Daniela Kern

Daniela Kern (* 28. August 1960 in Wien, Geburtsname: Daniela Kobrc) ist eine österreichische Prähistorikerin.

Nach der Matura studierte sie ab 1978 Ur- und Frühgeschichte an der Universität Wien und promovierte im Mai 1990. Sie ist mit dem Prähistoriker Anton Kern seit 1981 verehelicht. Der Ehe entstammen drei Kinder.

Daniela Kern beschäftigt sich hauptsächlich mit der Jungsteinzeit und Bronzezeit Österreichs. Ihre Arbeiten verbinden seriöse Dokumentation und ideenreiche Interpretation zu einer Synthese mit neuer Aussage. Ein weiteres Interessensgebiet, in das zeitweise ihre ganze Familie eingebunden ist, betrifft Experimentelle Archäologie. Sie führte auch zahlreiche Grabungen und Fundbergungen in Österreich und in Frankreich durch oder war daran beteiligt. Vorläufige Berichte darüber erschienen in der Fachzeitschrift Fundberichte aus Österreich.

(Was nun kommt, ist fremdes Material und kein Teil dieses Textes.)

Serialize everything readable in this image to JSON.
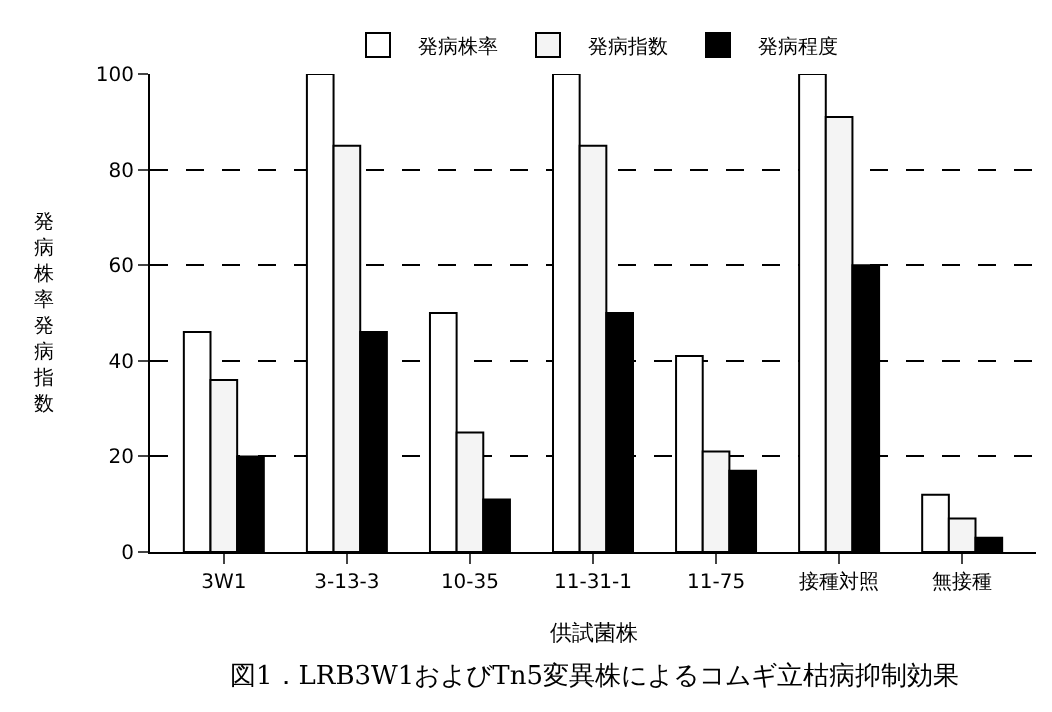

Sie ist im Auftrag des Institutes für Ur- und Frühgeschichte der Universität Wien und der Österreichischen Akademie der Wissenschaften beteiligt an der Aufarbeitung der Grabungsergebnisse von Höhensiedlungen wie Thunau am Kamp und Oberleis.

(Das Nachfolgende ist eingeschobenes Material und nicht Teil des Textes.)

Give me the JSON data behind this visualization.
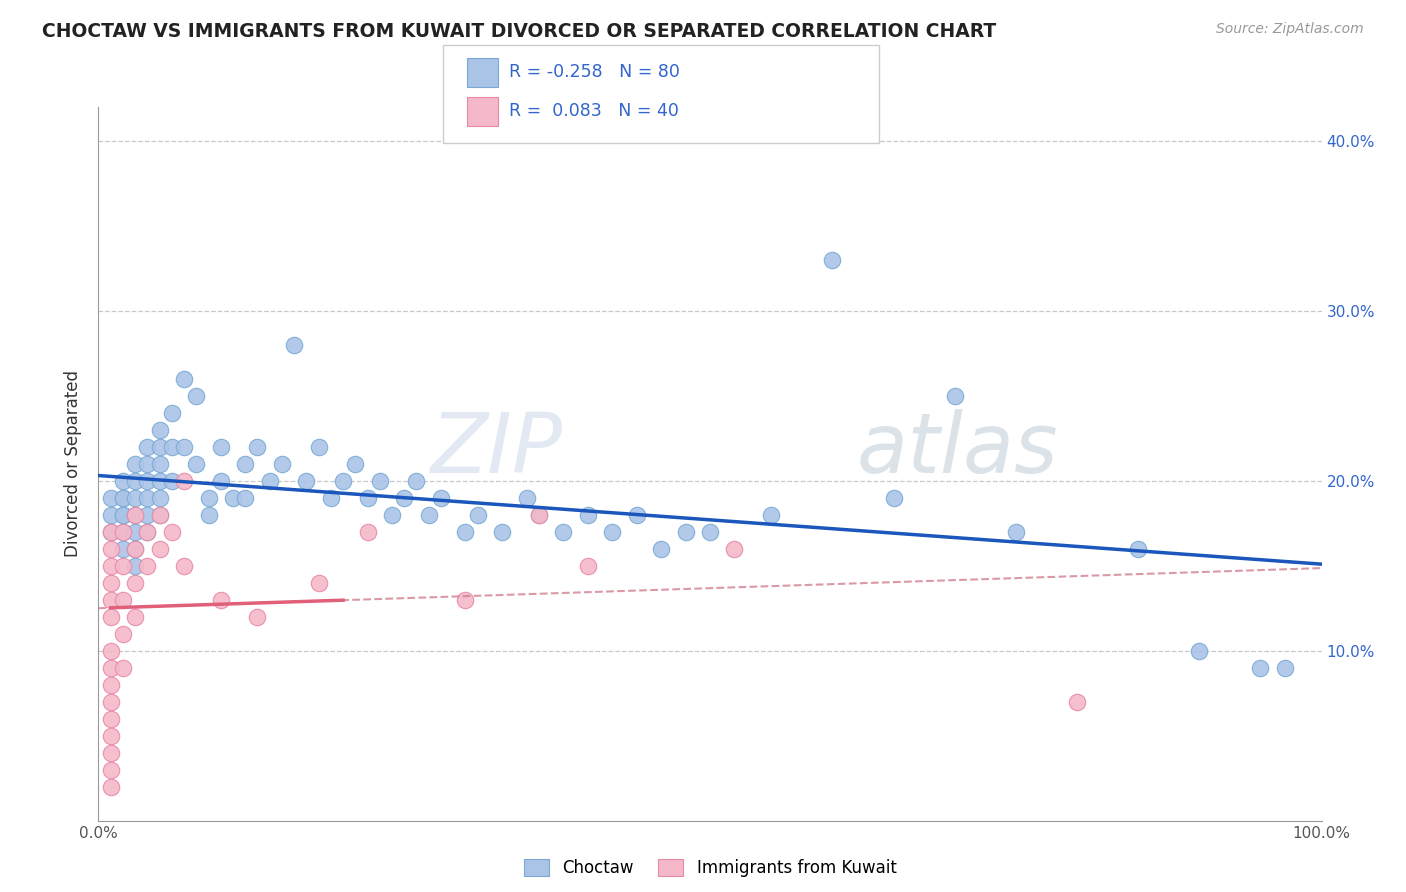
{
  "title": "CHOCTAW VS IMMIGRANTS FROM KUWAIT DIVORCED OR SEPARATED CORRELATION CHART",
  "source_text": "Source: ZipAtlas.com",
  "ylabel": "Divorced or Separated",
  "xlabel": "",
  "xlim": [
    0.0,
    1.0
  ],
  "ylim": [
    0.0,
    0.42
  ],
  "blue_R": -0.258,
  "blue_N": 80,
  "pink_R": 0.083,
  "pink_N": 40,
  "legend_label_blue": "Choctaw",
  "legend_label_pink": "Immigrants from Kuwait",
  "blue_color": "#aac4e8",
  "blue_edge_color": "#7aaad4",
  "blue_line_color": "#1a56bb",
  "pink_color": "#f5b8c8",
  "pink_edge_color": "#e888a8",
  "pink_line_color": "#e0607a",
  "pink_dash_color": "#d08090",
  "background_color": "#ffffff",
  "grid_color": "#c8c8c8",
  "title_color": "#222222",
  "watermark_zip_color": "#d0d8e8",
  "watermark_atlas_color": "#c0ccd8",
  "right_tick_color": "#3366cc",
  "blue_x": [
    0.01,
    0.01,
    0.01,
    0.02,
    0.02,
    0.02,
    0.02,
    0.02,
    0.02,
    0.02,
    0.03,
    0.03,
    0.03,
    0.03,
    0.03,
    0.03,
    0.03,
    0.04,
    0.04,
    0.04,
    0.04,
    0.04,
    0.04,
    0.05,
    0.05,
    0.05,
    0.05,
    0.05,
    0.05,
    0.06,
    0.06,
    0.06,
    0.07,
    0.07,
    0.08,
    0.08,
    0.09,
    0.09,
    0.1,
    0.1,
    0.11,
    0.12,
    0.12,
    0.13,
    0.14,
    0.15,
    0.16,
    0.17,
    0.18,
    0.19,
    0.2,
    0.21,
    0.22,
    0.23,
    0.24,
    0.25,
    0.26,
    0.27,
    0.28,
    0.3,
    0.31,
    0.33,
    0.35,
    0.36,
    0.38,
    0.4,
    0.42,
    0.44,
    0.46,
    0.48,
    0.5,
    0.55,
    0.6,
    0.65,
    0.7,
    0.75,
    0.85,
    0.9,
    0.95,
    0.97
  ],
  "blue_y": [
    0.19,
    0.18,
    0.17,
    0.2,
    0.19,
    0.18,
    0.17,
    0.16,
    0.19,
    0.18,
    0.21,
    0.2,
    0.19,
    0.18,
    0.17,
    0.16,
    0.15,
    0.22,
    0.21,
    0.2,
    0.19,
    0.18,
    0.17,
    0.23,
    0.22,
    0.21,
    0.2,
    0.19,
    0.18,
    0.24,
    0.22,
    0.2,
    0.26,
    0.22,
    0.25,
    0.21,
    0.19,
    0.18,
    0.22,
    0.2,
    0.19,
    0.21,
    0.19,
    0.22,
    0.2,
    0.21,
    0.28,
    0.2,
    0.22,
    0.19,
    0.2,
    0.21,
    0.19,
    0.2,
    0.18,
    0.19,
    0.2,
    0.18,
    0.19,
    0.17,
    0.18,
    0.17,
    0.19,
    0.18,
    0.17,
    0.18,
    0.17,
    0.18,
    0.16,
    0.17,
    0.17,
    0.18,
    0.33,
    0.19,
    0.25,
    0.17,
    0.16,
    0.1,
    0.09,
    0.09
  ],
  "pink_x": [
    0.01,
    0.01,
    0.01,
    0.01,
    0.01,
    0.01,
    0.01,
    0.01,
    0.01,
    0.01,
    0.01,
    0.01,
    0.01,
    0.01,
    0.01,
    0.02,
    0.02,
    0.02,
    0.02,
    0.02,
    0.03,
    0.03,
    0.03,
    0.03,
    0.04,
    0.04,
    0.05,
    0.05,
    0.06,
    0.07,
    0.1,
    0.13,
    0.18,
    0.22,
    0.3,
    0.36,
    0.4,
    0.52,
    0.8,
    0.07
  ],
  "pink_y": [
    0.17,
    0.16,
    0.15,
    0.14,
    0.13,
    0.12,
    0.1,
    0.09,
    0.08,
    0.07,
    0.06,
    0.05,
    0.04,
    0.03,
    0.02,
    0.17,
    0.15,
    0.13,
    0.11,
    0.09,
    0.18,
    0.16,
    0.14,
    0.12,
    0.17,
    0.15,
    0.18,
    0.16,
    0.17,
    0.15,
    0.13,
    0.12,
    0.14,
    0.17,
    0.13,
    0.18,
    0.15,
    0.16,
    0.07,
    0.2
  ]
}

Weiters leitet sie das Projekt P18131 [1], das sich mit der Aufarbeitung der Ausgrabung der rund 130 Gräber des Spätneolithikums im Unteren Traisental befasst.

Werke

  • Eine linearbandkeramische Siedlung von Thomasl, Niederösterreich, Archaeologia Austriaca 67, 1983, S. 97ff.
  • Thunau am Kamp - Eine befestigte Höhensiedlung (Grabung 1965 - 1990). Urnenfelderzeitliche Siedlungsfunde der unteren Holzwiese, Mitteilungen der Prähistorischen Kommission der Österreichischen Akademie der Wissenschaften 41, Wien 2001.
  • Der Oberleiserberg in der Bronzezeit, Die Urnenfelderkultur in Österreich - Standort und Ausblick, Wien 2003.
  • Überlegungen zum Nachweis von Mobilität und Migration in Ostösterreich zur Zeit der Glockenbecher, Mitteilungen der Anthropologischen Gesellschaft in Wien 133, 2003, S. 73ff.